Le corps, macroscopique, perd son unité comme pour mieux se refaire. Trois partitions sont réunies pour le re-visiter : une vocale, une organique et une prothétique. Toutes sont matières sculptables. Le corps est traité comme un matériau qui se modèle lui-même, un corps qui se cherche, hybride. Il remet en question nos habitudes, bouscule nos limites physiques, à travers la contorsion, la prothèse, l’extension. Il adopte des postures construites en fonctions de pulsions intérieures et met en valeur l’intelligence de l’organique. Un autre corps émerge alors, celui qui est généralement mis de côté, refoulé.

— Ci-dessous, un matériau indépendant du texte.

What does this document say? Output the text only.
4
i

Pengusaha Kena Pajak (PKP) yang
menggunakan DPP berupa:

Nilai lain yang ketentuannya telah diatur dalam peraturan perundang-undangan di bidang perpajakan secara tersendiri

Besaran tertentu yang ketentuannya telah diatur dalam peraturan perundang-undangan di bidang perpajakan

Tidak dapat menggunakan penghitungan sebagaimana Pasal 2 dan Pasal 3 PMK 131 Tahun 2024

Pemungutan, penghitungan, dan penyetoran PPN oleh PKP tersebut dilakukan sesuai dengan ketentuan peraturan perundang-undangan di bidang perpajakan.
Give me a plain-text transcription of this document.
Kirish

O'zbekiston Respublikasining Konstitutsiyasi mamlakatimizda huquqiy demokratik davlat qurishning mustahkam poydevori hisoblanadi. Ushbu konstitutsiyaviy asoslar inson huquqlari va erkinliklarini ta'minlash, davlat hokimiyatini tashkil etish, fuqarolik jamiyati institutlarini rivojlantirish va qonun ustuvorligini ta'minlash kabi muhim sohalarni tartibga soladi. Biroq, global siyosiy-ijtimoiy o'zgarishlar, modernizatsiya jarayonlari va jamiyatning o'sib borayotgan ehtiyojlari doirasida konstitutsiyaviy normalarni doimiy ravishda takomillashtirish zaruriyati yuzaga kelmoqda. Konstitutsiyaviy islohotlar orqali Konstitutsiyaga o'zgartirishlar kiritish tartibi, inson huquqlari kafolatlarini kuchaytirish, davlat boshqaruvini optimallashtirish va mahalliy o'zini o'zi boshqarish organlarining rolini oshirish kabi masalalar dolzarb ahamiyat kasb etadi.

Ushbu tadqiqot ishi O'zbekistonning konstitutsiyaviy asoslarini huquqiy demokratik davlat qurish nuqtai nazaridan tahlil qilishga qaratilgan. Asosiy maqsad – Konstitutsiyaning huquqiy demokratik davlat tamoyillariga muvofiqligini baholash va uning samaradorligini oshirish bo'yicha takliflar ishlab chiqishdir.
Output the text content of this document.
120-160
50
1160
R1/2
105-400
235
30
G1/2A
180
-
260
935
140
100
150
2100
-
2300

Les êtres nous livrent ainsi notre propre intimité: le ventre, impureté des commencements. Ils interrogent le refoulement de l’organique, de sa décomposition, de sa putréfaction, de ses pulsions... Toutes sortes de flux corporels quotidiens (sang, salive, excréments), leurs productions sonores, sont transfigurés à travers cette matière transparente et lumineuse. Fantasmes de merde glorifiée.
Passés au latex, sous pellicule clinique, mutants, artificiels, désincarnés: les êtres existent ils vraiment ? Ils remettent en question le principe d’un corps “naturel” et forment une combinatoire entre la réalité et l’artificialité des chairs.